Ibnu Qudamah Al-Maqdisi dalam Mukhtashar Minhajul Qashidin berkata:
"Barangsiapa yang memperbanyak mengingat mati, maka ia akan dimuliakan dengan tiga hal: segera bertaubat, hati yang qana'ah, dan semangat dalam beribadah. Sedangkan orang yang lalai mengingat mati, akan terkena tiga hal: menunda taubat, tidak pernah puas, dan malas beribadah."
Maka dari itu, para ulama tidak henti-hentinya menasihati umat agar jangan tertipu dengan dunia, jangan terbuai oleh kenikmatan sementara, karena kematian pasti datang tanpa memberi aba-aba.
Dunia: Tempat Berteduh, Bukan Tempat Tinggal
Islam mengajarkan bahwa dunia ini ibarat seorang musafir yang berteduh sejenak di bawah pohon dalam perjalanan panjang. Rasulullah Shallallahu ‘alaihi wa sallam bersabda:
كُنْ فِي الدُّنْيَا كَأَنَّكَ غَرِيبٌ أَوْ عَابِرُ سَبِيلٍ
"Jadilah engkau di dunia ini seperti orang asing atau seorang pengembara."

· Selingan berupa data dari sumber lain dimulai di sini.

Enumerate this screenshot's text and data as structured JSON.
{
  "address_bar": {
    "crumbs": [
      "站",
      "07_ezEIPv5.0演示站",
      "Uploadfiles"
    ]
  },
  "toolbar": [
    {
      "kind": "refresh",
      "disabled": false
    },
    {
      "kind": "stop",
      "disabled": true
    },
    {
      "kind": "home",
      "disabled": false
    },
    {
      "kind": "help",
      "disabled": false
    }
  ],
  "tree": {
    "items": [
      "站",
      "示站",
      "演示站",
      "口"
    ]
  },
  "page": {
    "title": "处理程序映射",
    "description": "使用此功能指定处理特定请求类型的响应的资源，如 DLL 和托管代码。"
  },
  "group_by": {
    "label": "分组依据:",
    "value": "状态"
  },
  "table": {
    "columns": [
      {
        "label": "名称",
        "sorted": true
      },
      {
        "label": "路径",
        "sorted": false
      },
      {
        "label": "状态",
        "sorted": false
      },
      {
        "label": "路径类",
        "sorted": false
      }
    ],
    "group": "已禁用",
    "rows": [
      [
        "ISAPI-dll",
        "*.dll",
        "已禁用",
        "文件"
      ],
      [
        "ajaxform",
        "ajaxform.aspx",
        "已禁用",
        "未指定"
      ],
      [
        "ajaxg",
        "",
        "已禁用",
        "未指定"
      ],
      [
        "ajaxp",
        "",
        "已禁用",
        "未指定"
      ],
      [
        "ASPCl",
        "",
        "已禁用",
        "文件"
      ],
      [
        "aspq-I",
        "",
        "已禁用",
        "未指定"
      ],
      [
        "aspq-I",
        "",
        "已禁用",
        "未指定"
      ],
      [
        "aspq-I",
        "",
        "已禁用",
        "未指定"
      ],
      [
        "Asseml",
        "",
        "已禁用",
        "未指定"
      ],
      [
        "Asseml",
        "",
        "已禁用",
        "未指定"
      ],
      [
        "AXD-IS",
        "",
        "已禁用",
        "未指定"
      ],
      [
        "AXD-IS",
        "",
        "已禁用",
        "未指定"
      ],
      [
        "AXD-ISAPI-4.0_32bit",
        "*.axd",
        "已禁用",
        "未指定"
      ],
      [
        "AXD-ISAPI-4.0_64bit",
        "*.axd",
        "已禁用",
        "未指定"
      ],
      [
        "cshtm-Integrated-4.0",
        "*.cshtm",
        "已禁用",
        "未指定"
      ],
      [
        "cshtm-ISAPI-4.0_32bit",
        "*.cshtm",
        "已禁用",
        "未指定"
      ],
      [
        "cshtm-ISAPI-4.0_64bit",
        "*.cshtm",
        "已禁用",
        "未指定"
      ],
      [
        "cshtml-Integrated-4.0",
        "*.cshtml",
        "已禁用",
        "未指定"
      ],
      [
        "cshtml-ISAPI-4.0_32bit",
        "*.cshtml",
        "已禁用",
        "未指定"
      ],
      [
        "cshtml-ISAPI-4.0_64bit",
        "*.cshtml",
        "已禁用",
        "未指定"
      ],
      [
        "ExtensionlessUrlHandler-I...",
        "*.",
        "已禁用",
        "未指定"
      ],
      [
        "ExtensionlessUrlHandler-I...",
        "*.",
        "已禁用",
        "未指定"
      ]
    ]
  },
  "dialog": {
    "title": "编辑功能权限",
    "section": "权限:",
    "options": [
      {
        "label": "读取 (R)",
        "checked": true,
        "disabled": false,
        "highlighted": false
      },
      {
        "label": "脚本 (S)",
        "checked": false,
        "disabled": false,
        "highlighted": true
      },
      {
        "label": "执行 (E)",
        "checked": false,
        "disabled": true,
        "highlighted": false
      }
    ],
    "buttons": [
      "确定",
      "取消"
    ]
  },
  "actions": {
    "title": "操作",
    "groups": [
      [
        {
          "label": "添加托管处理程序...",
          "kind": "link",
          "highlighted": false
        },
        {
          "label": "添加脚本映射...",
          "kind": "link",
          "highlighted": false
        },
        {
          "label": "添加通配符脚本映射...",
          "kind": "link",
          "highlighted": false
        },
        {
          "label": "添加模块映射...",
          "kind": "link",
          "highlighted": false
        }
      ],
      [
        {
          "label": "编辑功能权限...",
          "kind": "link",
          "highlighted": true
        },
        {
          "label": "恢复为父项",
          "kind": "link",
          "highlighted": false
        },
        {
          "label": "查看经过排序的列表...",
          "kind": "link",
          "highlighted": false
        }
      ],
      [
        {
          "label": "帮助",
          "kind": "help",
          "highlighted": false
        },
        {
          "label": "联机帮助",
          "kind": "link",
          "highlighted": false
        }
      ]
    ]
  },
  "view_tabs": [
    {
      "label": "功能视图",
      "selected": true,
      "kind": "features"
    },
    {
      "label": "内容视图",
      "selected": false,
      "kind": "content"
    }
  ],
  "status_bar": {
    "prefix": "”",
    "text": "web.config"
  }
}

Dalam riwayat lain, beliau bersabda:
مَا لِي وَلِلدُّنْيَا؟ مَا أَنَا فِي الدُّنْيَا إِلَّا كَرَاكِبٍ اسْتَظَلَّ تَحْتَ شَجَرَةٍ، ثُمَّ رَاحَ وَتَرَكَهَا
"Aku di dunia ini ibarat seorang pengendara yang berteduh di bawah pohon, lalu pergi meninggalkannya.

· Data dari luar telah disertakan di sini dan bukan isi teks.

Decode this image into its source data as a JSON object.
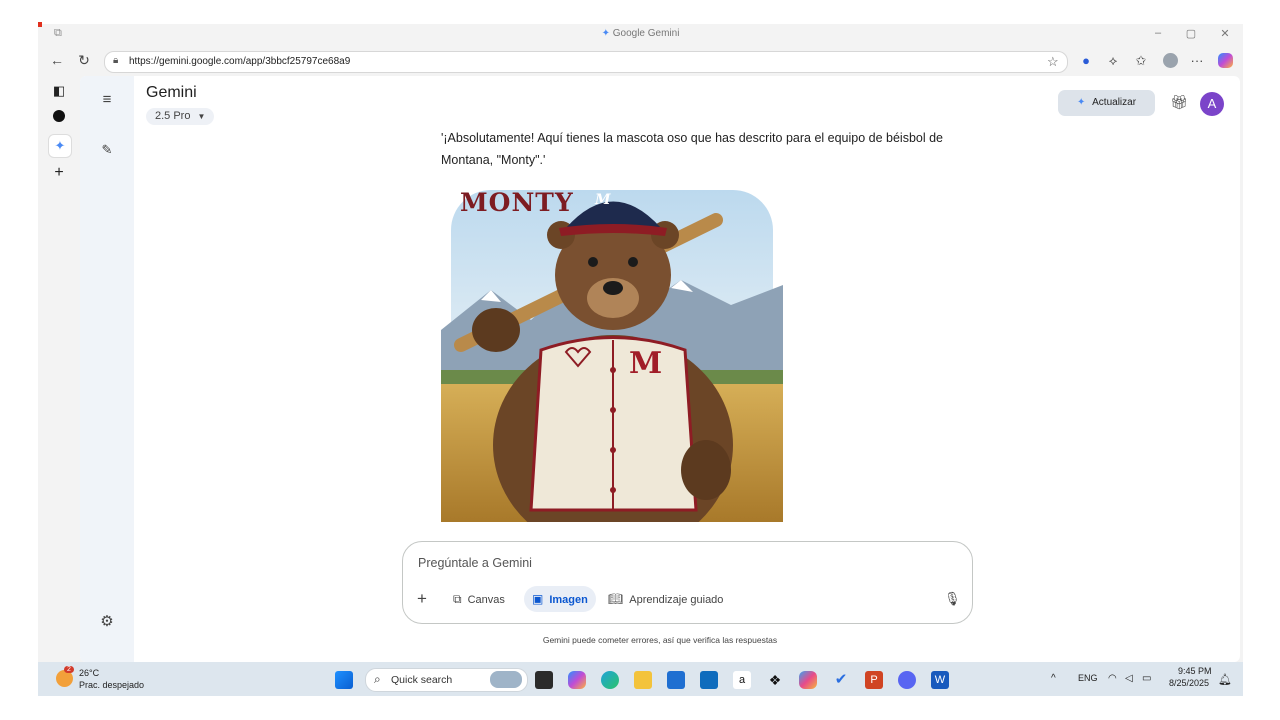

Kehidupan dunia tidak lebih dari tempat singgah sementara. Kenikmatan yang ada hanyalah hiasan ujian. Sedangkan hakikat kehidupan sesungguhnya adalah kehidupan akhirat yang kekal abadi.

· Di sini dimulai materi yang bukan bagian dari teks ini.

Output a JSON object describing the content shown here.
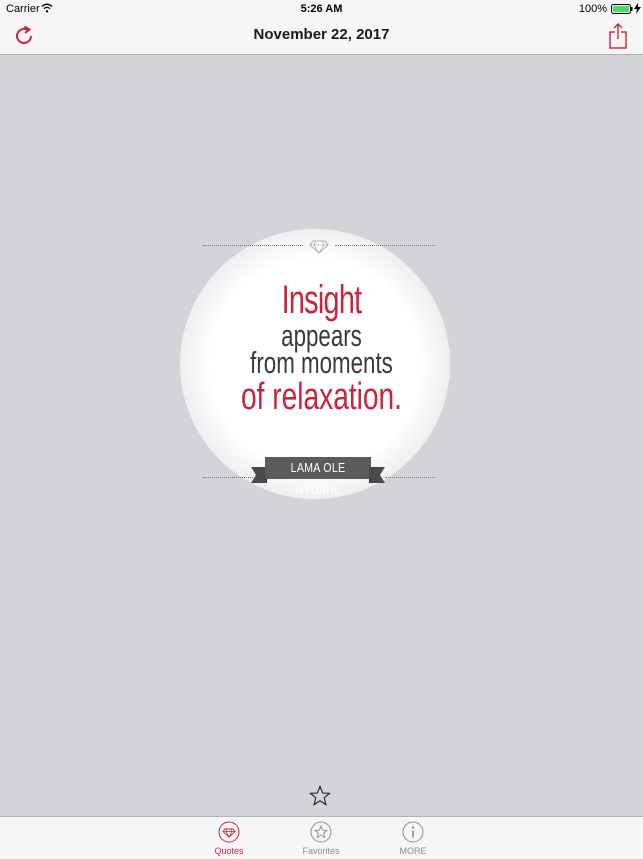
{
  "status_bar": {
    "carrier": "Carrier",
    "time": "5:26 AM",
    "battery": "100%"
  },
  "nav": {
    "title": "November 22, 2017",
    "left_icon": "refresh-icon",
    "right_icon": "share-icon"
  },
  "quote": {
    "line1": "Insight",
    "line2": "appears",
    "line3": "from moments",
    "line4": "of relaxation.",
    "author": "LAMA OLE NYDAHL"
  },
  "favorite_icon": "star-outline-icon",
  "tabs": [
    {
      "label": "Quotes",
      "icon": "gem-icon",
      "active": true
    },
    {
      "label": "Favorites",
      "icon": "star-badge-icon",
      "active": false
    },
    {
      "label": "MORE",
      "icon": "info-icon",
      "active": false
    }
  ],
  "colors": {
    "accent": "#c8243e",
    "background": "#d4d4d8",
    "bar": "#f6f6f6",
    "text_dark": "#3a3a3a",
    "ribbon": "#5b5b5b"
  }
}
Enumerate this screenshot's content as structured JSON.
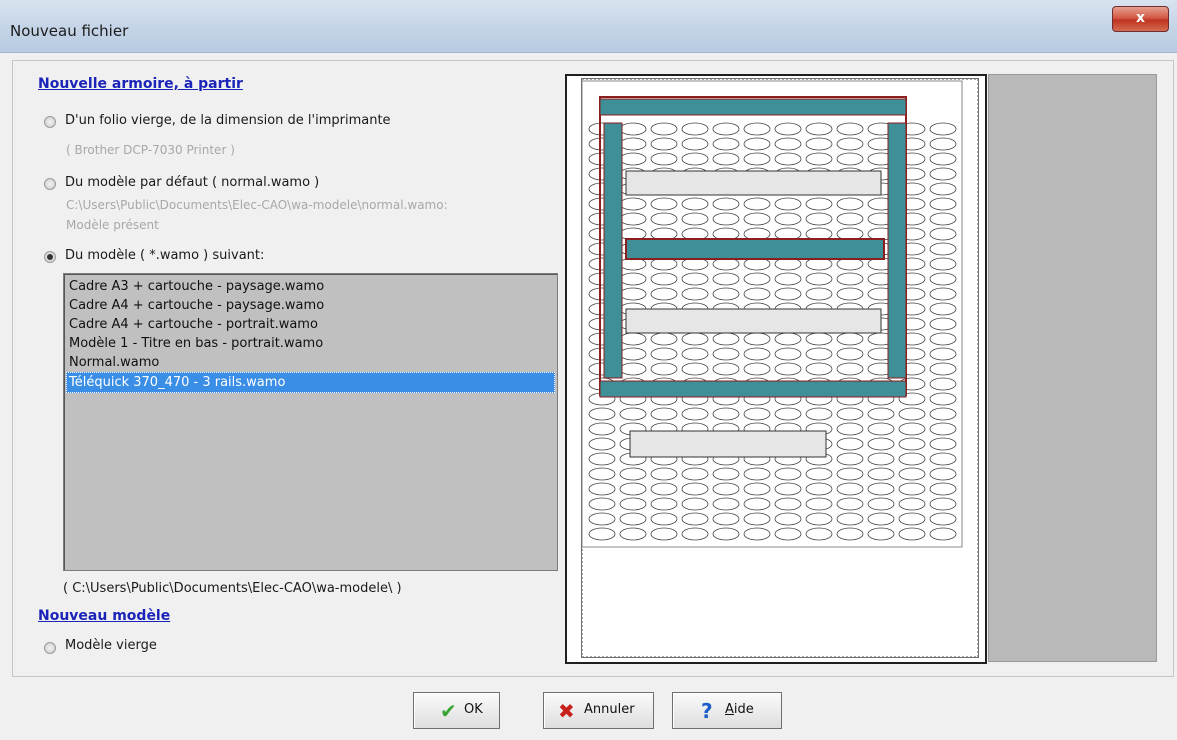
{
  "window": {
    "title": "Nouveau fichier",
    "close_glyph": "x"
  },
  "section_new_cabinet": {
    "heading": "Nouvelle armoire, à partir"
  },
  "options": {
    "blank_folio": {
      "label": "D'un folio vierge, de la dimension de l'imprimante",
      "printer": "( Brother DCP-7030 Printer )",
      "selected": false
    },
    "default_model": {
      "label": "Du modèle par défaut ( normal.wamo )",
      "path": "C:\\Users\\Public\\Documents\\Elec-CAO\\wa-modele\\normal.wamo:",
      "status": "Modèle présent",
      "selected": false
    },
    "following_model": {
      "label": "Du modèle ( *.wamo ) suivant:",
      "selected": true
    }
  },
  "model_list": {
    "items": [
      "Cadre A3 + cartouche - paysage.wamo",
      "Cadre A4 + cartouche - paysage.wamo",
      "Cadre A4 + cartouche - portrait.wamo",
      "Modèle 1 - Titre en bas - portrait.wamo",
      "Normal.wamo",
      "Téléquick 370_470 - 3 rails.wamo"
    ],
    "selected_index": 5,
    "directory": "( C:\\Users\\Public\\Documents\\Elec-CAO\\wa-modele\\ )"
  },
  "section_new_model": {
    "heading": "Nouveau modèle",
    "blank_model_label": "Modèle vierge",
    "selected": false
  },
  "buttons": {
    "ok": "OK",
    "cancel": "Annuler",
    "help_prefix": "",
    "help_accel": "A",
    "help_rest": "ide"
  },
  "icons": {
    "ok": "check-icon",
    "cancel": "x-icon",
    "help": "question-icon"
  },
  "colors": {
    "heading": "#1b24b8",
    "selection": "#3a8ee6",
    "rail": "#3e8f98",
    "frame": "#8b1f1f",
    "check": "#3aa535",
    "cancel": "#c8211b",
    "help": "#1d5fc8"
  }
}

Persiapan Terbaik: Amal Saleh
Karena itu, orang yang bijaksana tidak menyia-nyiakan waktunya. Ia gunakan hidupnya untuk beramal sebanyak-banyaknya. Allah berfirman:
وَتَزَوَّدُوا فَإِنَّ خَيْرَ الزَّادِ التَّقْوَى
"Dan berbekallah, sesungguhnya sebaik-baik bekal adalah takwa." (QS. Al-Baqarah: 197)
Takwa adalah persiapan utama menghadapi kematian. Takwa meliputi keimanan yang kuat, amal yang ikhlas, menjauhi maksiat, dan memperbanyak amal kebaikan.
Imam Asy-Syafi’i rahimahullah pernah berdoa:
"Ya Allah, Engkau tahu bahwa hidup ini bukanlah yang aku inginkan. Yang aku inginkan adalah bertempat di sisi-Mu, di surga-Mu, bersama orang-orang yang Engkau cintai."